'Long overdue': Marion County Democratic Party ends controversial slating process

Ko Lyn Cheang
Indianapolis Star

The Marion County Democratic Party has ended the controversial election practice known as slating almost a year after the process came under fire from Black leaders within the party.

With the Marion County Republican Party also expected to end the practice ahead of this year's municipal elections, Marion County's idiosyncratic tradition of slating, out of step with the vast majority of counties in the state, could finally see its end.

Marion County Democratic Party Chair Myla Eldridge announced Sunday that effective immediately, the party will end its pre-primary convention and endorsement process and move to what she called an open primary starting with this May’s municipal primary election.

“For years making this change has been debated within our party, and in 2023 it’s time to move forward,” said Eldridge.

Slating is a process by which precinct committee persons — who are party officials that are technically elected, but are instead often appointed to fill open positions by the party chair — decide which candidate gets the party’s endorsement ahead of the primary election. Party endorsement was for a long time seen as valuable to candidates and also helped parties clear the primary field.

"(Slating) is really a relic of the past," Julia Vaughn, executive director for political accountability group Common Cause Indiana, told IndyStar in December. She said ending the process was long overdue.

"Slating has allowed the party bosses to control who has access to the ballot and who has the ability to run for local office here," she said at the time, "and I don’t think that’s always provided voters with the best candidate."

She added that the end of slating would help the Marion County Democratic Party survive what she called a civil war.

Last February, many Black Democratic politicians bucked the tradition of slating and called for an end to the process by refusing to seek the party's endorsement.

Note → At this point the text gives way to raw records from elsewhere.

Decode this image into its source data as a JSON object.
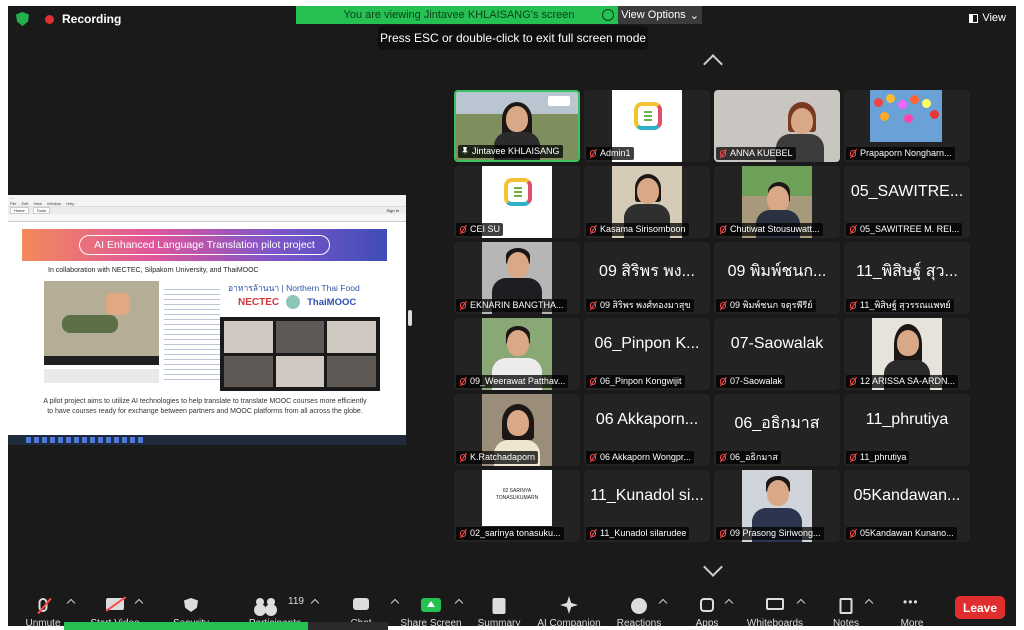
{
  "status": {
    "recording": "Recording"
  },
  "banner": {
    "viewing": "You are viewing Jintavee KHLAISANG's screen",
    "view_options": "View Options",
    "esc_hint": "Press ESC or double-click to exit full screen mode",
    "view": "View"
  },
  "shared_screen": {
    "window_title": "...",
    "menu": [
      "File",
      "Edit",
      "View",
      "Window",
      "Help"
    ],
    "tabs": [
      "Home",
      "Tools"
    ],
    "sign_in": "Sign In",
    "slide": {
      "title": "AI Enhanced Language Translation pilot project",
      "collab": "In collaboration with NECTEC, Silpakorn University, and ThaiMOOC",
      "thai_title": "อาหารล้านนา | Northern Thai Food",
      "logo_nectec": "NECTEC",
      "logo_thaimooc": "ThaiMOOC",
      "description": "A pilot project aims to utilize AI technologies to help translate to translate MOOC courses more efficiently to have courses ready for exchange between partners and MOOC platforms from all across the globe."
    }
  },
  "participants": [
    {
      "name": "Jintavee KHLAISANG",
      "video": "photo",
      "pinned": true,
      "muted": false,
      "active": true
    },
    {
      "name": "Admin1",
      "video": "logo",
      "muted": true
    },
    {
      "name": "ANNA KUEBEL",
      "video": "photo",
      "muted": true
    },
    {
      "name": "Prapaporn Nongharn...",
      "video": "photo",
      "muted": true
    },
    {
      "name": "CEI SU",
      "video": "logo",
      "muted": true
    },
    {
      "name": "Kasama Sirisomboon",
      "video": "photo",
      "muted": true
    },
    {
      "name": "Chutiwat Stousuwatt...",
      "video": "photo",
      "muted": true
    },
    {
      "name": "05_SAWITREE M. REI...",
      "display": "05_SAWITRE...",
      "muted": true
    },
    {
      "name": "EKNARIN BANGTHA...",
      "video": "photo",
      "muted": true
    },
    {
      "name": "09 สิริพร พงศ์ทองมาสุข",
      "display": "09 สิริพร พง...",
      "muted": true
    },
    {
      "name": "09 พิมพ์ชนก จตุรพีรีย์",
      "display": "09 พิมพ์ชนก...",
      "muted": true
    },
    {
      "name": "11_พิสิษฐ์ สุวรรณแพทย์",
      "display": "11_พิสิษฐ์ สุว...",
      "muted": true
    },
    {
      "name": "09_Weerawat Patthav...",
      "video": "photo",
      "muted": true
    },
    {
      "name": "06_Pinpon Kongwijit",
      "display": "06_Pinpon K...",
      "muted": true
    },
    {
      "name": "07-Saowalak",
      "display": "07-Saowalak",
      "muted": true
    },
    {
      "name": "12 ARISSA SA-ARDN...",
      "video": "photo",
      "muted": true
    },
    {
      "name": "K.Ratchadaporn",
      "video": "photo",
      "muted": true
    },
    {
      "name": "06 Akkaporn Wongpr...",
      "display": "06 Akkaporn...",
      "muted": true
    },
    {
      "name": "06_อธิกมาส",
      "display": "06_อธิกมาส",
      "muted": true
    },
    {
      "name": "11_phrutiya",
      "display": "11_phrutiya",
      "muted": true
    },
    {
      "name": "02_sarinya tonasuku...",
      "video": "card",
      "card_text": "02 SARINYA TONASUKUMARN",
      "muted": true
    },
    {
      "name": "11_Kunadol silarudee",
      "display": "11_Kunadol si...",
      "muted": true
    },
    {
      "name": "09 Prasong Siriwong...",
      "video": "photo",
      "muted": true
    },
    {
      "name": "05Kandawan Kunano...",
      "display": "05Kandawan...",
      "muted": true
    }
  ],
  "toolbar": {
    "unmute": "Unmute",
    "start_video": "Start Video",
    "security": "Security",
    "participants": "Participants",
    "participants_count": "119",
    "chat": "Chat",
    "share_screen": "Share Screen",
    "summary": "Summary",
    "ai_companion": "AI Companion",
    "reactions": "Reactions",
    "apps": "Apps",
    "whiteboards": "Whiteboards",
    "notes": "Notes",
    "more": "More",
    "leave": "Leave"
  }
}
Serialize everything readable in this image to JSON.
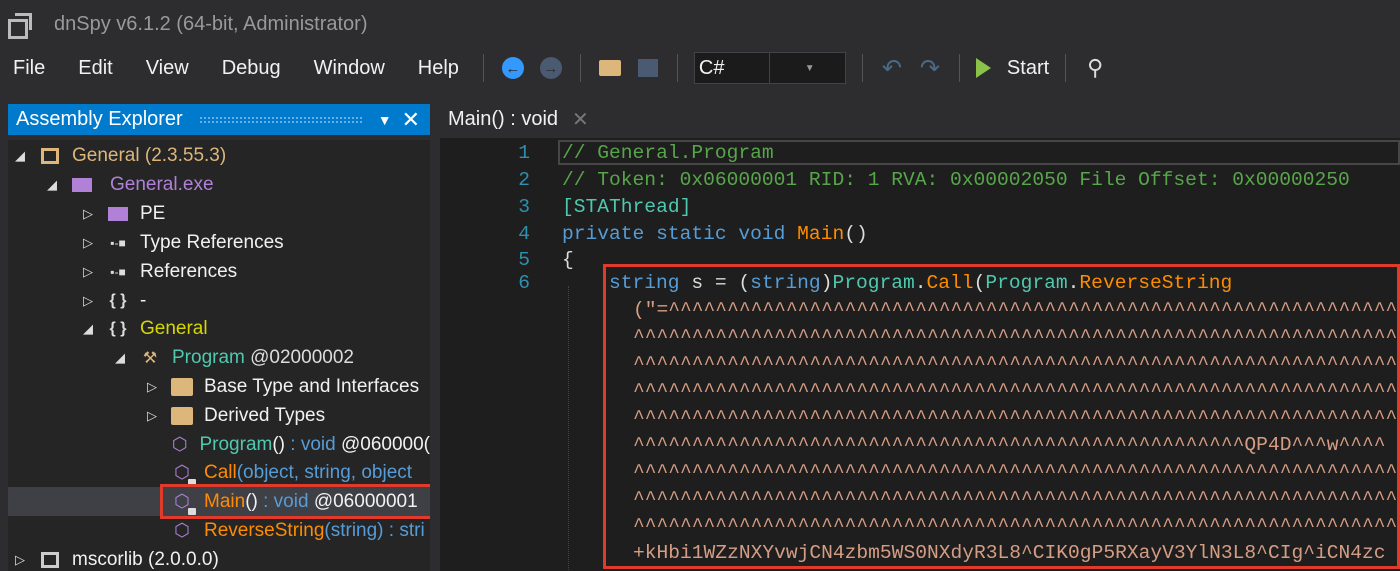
{
  "window": {
    "title": "dnSpy v6.1.2 (64-bit, Administrator)"
  },
  "menu": [
    "File",
    "Edit",
    "View",
    "Debug",
    "Window",
    "Help"
  ],
  "toolbar": {
    "language": "C#",
    "start_label": "Start"
  },
  "assembly_explorer": {
    "title": "Assembly Explorer",
    "items": [
      {
        "label": "General (2.3.55.3)",
        "color": "#dcb67a"
      },
      {
        "label": "General.exe",
        "color": "#b180d7"
      },
      {
        "label": "PE",
        "color": "#f1f1f1"
      },
      {
        "label": "Type References",
        "color": "#f1f1f1"
      },
      {
        "label": "References",
        "color": "#f1f1f1"
      },
      {
        "label": "-",
        "color": "#f1f1f1"
      },
      {
        "label": "General",
        "color": "#d7d700"
      },
      {
        "label": "Program",
        "suffix": " @02000002"
      },
      {
        "label": "Base Type and Interfaces"
      },
      {
        "label": "Derived Types"
      },
      {
        "name": "Program",
        "args": "()",
        " sep": "",
        "ret": " : void",
        "token": " @060000("
      },
      {
        "name": "Call",
        "args": "(object, string, object"
      },
      {
        "name": "Main",
        "args": "()",
        "ret": " : void",
        "token": " @06000001"
      },
      {
        "name": "ReverseString",
        "args": "(string)",
        "ret": " : stri"
      },
      {
        "label": "mscorlib (2.0.0.0)"
      }
    ]
  },
  "editor": {
    "tab_label": "Main() : void",
    "line_numbers": [
      "1",
      "2",
      "3",
      "4",
      "5",
      "6"
    ],
    "lines": {
      "l1": "// General.Program",
      "l2": "// Token: 0x06000001 RID: 1 RVA: 0x00002050 File Offset: 0x00000250",
      "l3": "[STAThread]",
      "l4a": "private static void ",
      "l4b": "Main",
      "l4c": "()",
      "l5": "{",
      "l6a": "string",
      "l6b": " s = (",
      "l6c": "string",
      "l6d": ")",
      "l6e": "Program",
      "l6f": ".",
      "l6g": "Call",
      "l6h": "(",
      "l6i": "Program",
      "l6j": ".",
      "l6k": "ReverseString"
    },
    "string_lines": [
      "(\"=^^^^^^^^^^^^^^^^^^^^^^^^^^^^^^^^^^^^^^^^^^^^^^^^^^^^^^^^^^^^^^^^",
      "^^^^^^^^^^^^^^^^^^^^^^^^^^^^^^^^^^^^^^^^^^^^^^^^^^^^^^^^^^^^^^^^^^",
      "^^^^^^^^^^^^^^^^^^^^^^^^^^^^^^^^^^^^^^^^^^^^^^^^^^^^^^^^^^^^^^^^^^",
      "^^^^^^^^^^^^^^^^^^^^^^^^^^^^^^^^^^^^^^^^^^^^^^^^^^^^^^^^^^^^^^^^^^",
      "^^^^^^^^^^^^^^^^^^^^^^^^^^^^^^^^^^^^^^^^^^^^^^^^^^^^^^^^^^^^^^^^^^",
      "^^^^^^^^^^^^^^^^^^^^^^^^^^^^^^^^^^^^^^^^^^^^^^^^^^^^QP4D^^^w^^^^",
      "^^^^^^^^^^^^^^^^^^^^^^^^^^^^^^^^^^^^^^^^^^^^^^^^^^^^^^^^^^^^^^^^^^",
      "^^^^^^^^^^^^^^^^^^^^^^^^^^^^^^^^^^^^^^^^^^^^^^^^^^^^^^^^^^^^^^^^^^",
      "^^^^^^^^^^^^^^^^^^^^^^^^^^^^^^^^^^^^^^^^^^^^^^^^^^^^^^^^^^^^^^^^^^",
      "+kHbi1WZzNXYvwjCN4zbm5WS0NXdyR3L8^CIK0gP5RXayV3YlN3L8^CIg^iCN4zc"
    ]
  },
  "colors": {
    "accent": "#007acc",
    "highlight_box": "#e03b2a"
  }
}
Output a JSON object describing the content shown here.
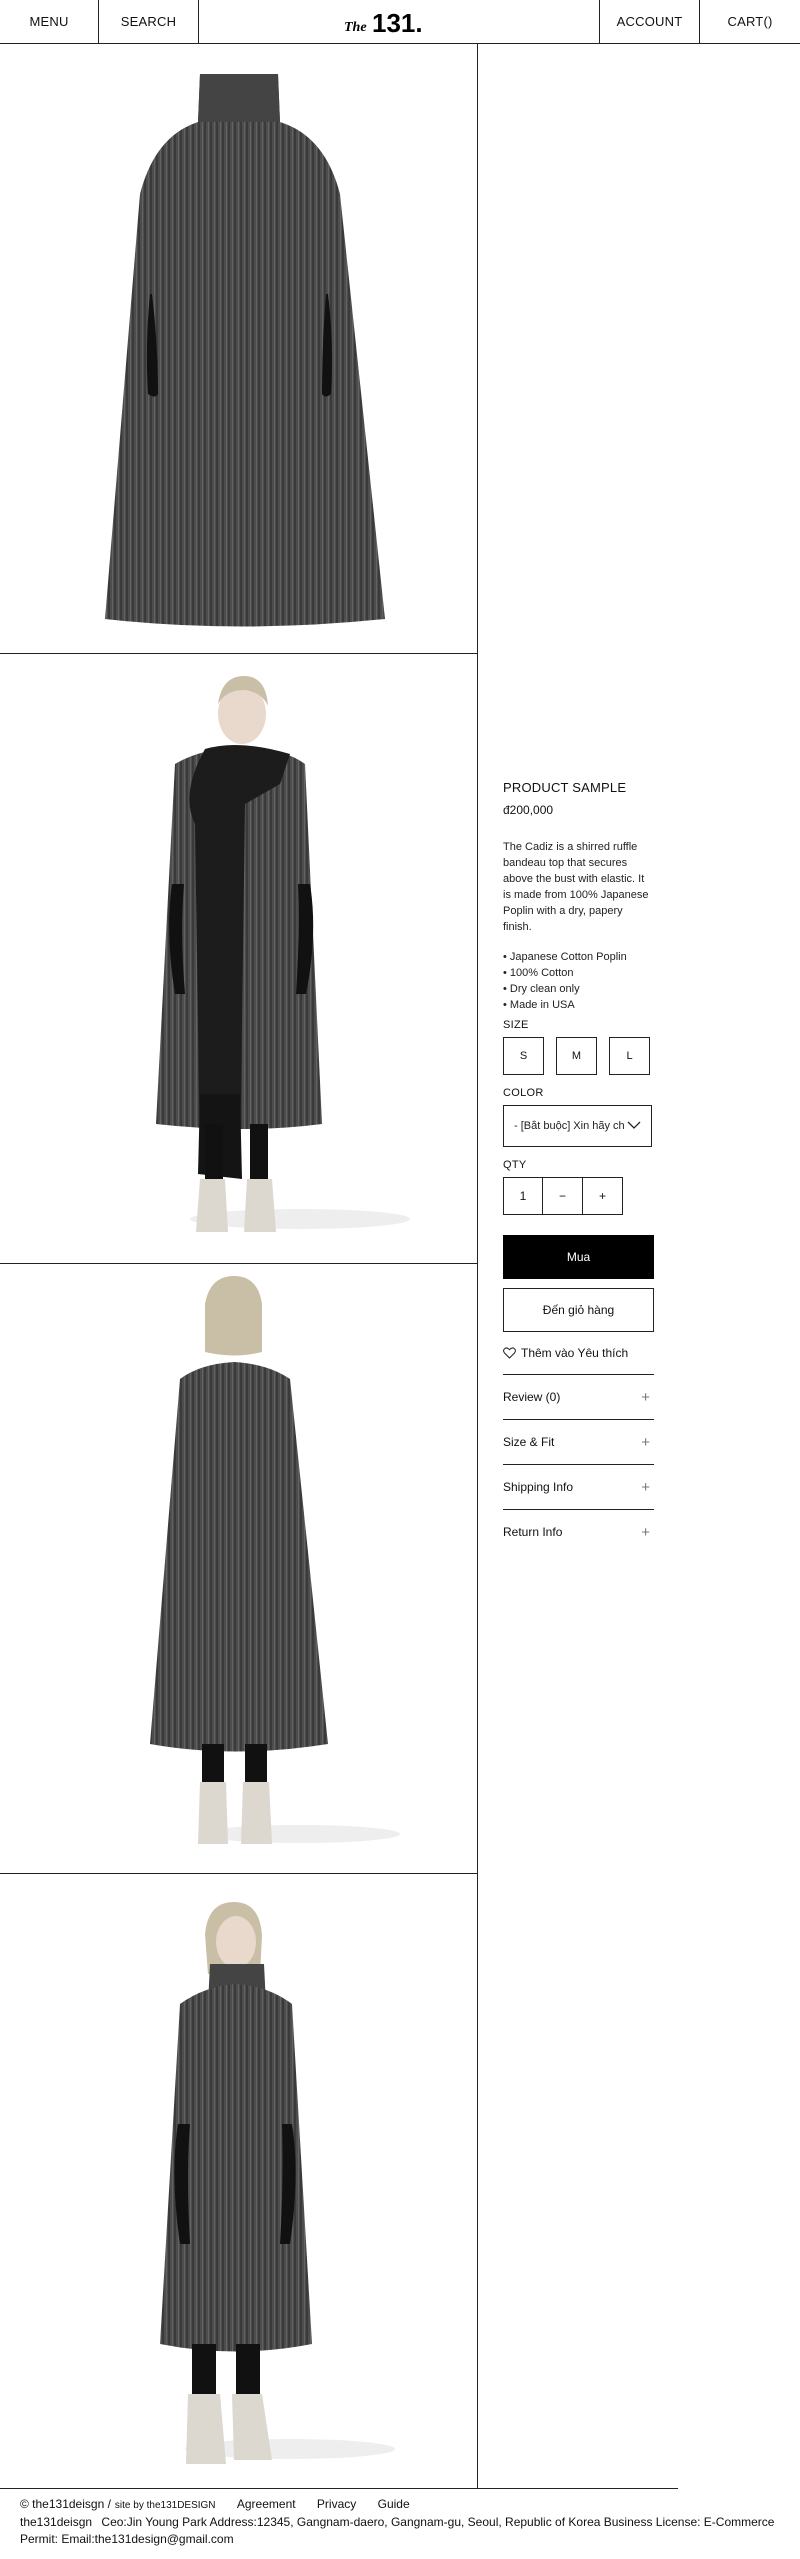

At the time, they said it entrenched establishment power and placed Black and Latino candidates at a disadvantage. The legislators who refused to seek party endorsement ahead of the primary election last year included Indianapolis state Rep. Robin Shackleford, who is running for mayor this year.

Shackleford told IndyStar the end of slating was a victory, adding that slating imposed financial barriers for candidates through costly slating fees that ran well over a thousand dollars and put power in the hands of a small group of party officials, rather than voters.

Under the open primary system, Democratic candidates will file to run as a Democrat in the primary but will no longer be endorsed by the Marion County Democratic Party prior to the primary election.

Impact of slating on 2023 mayoral race

All three Democratic mayoral candidates welcomed the end of slating ahead of what could be a hotly contested Democratic mayoral primary election with at least two highly qualified, longtime politicians vying for the spot — incumbent Mayor Joe Hogsett and Shackleford.

"While there were historic reasons for its existence, it has become clear in recent years that the decades-old convention endorsement process no longer serves a purpose," Hogsett wrote in a statement released Sunday.

He had called for the end of slating in May last year.

Shackleford said ending slating levels the playing field in the mayoral race and every other election.

"Now the mayor won't have the backing of the precinct committee members that he, along with the previous party chair, (Kate Sweeney-Bell), helped put in place," she said.

Democratic mayoral candidate and political consultant Gregory Meriweather said slating was undemocratic and made it such that candidates had to be part of an "old boys' club" in order to successfully for office.

Marion County Republicans likely to end slating too

Marion County Republican Party chair Joe Elsener told IndyStar at the end of November that his party, too, was in the process of ending slating and moving toward normal primary elections.

"It's probably time to move in a different direction and away from slating," he said.

The primary is May 2. The general election is Nov. 7.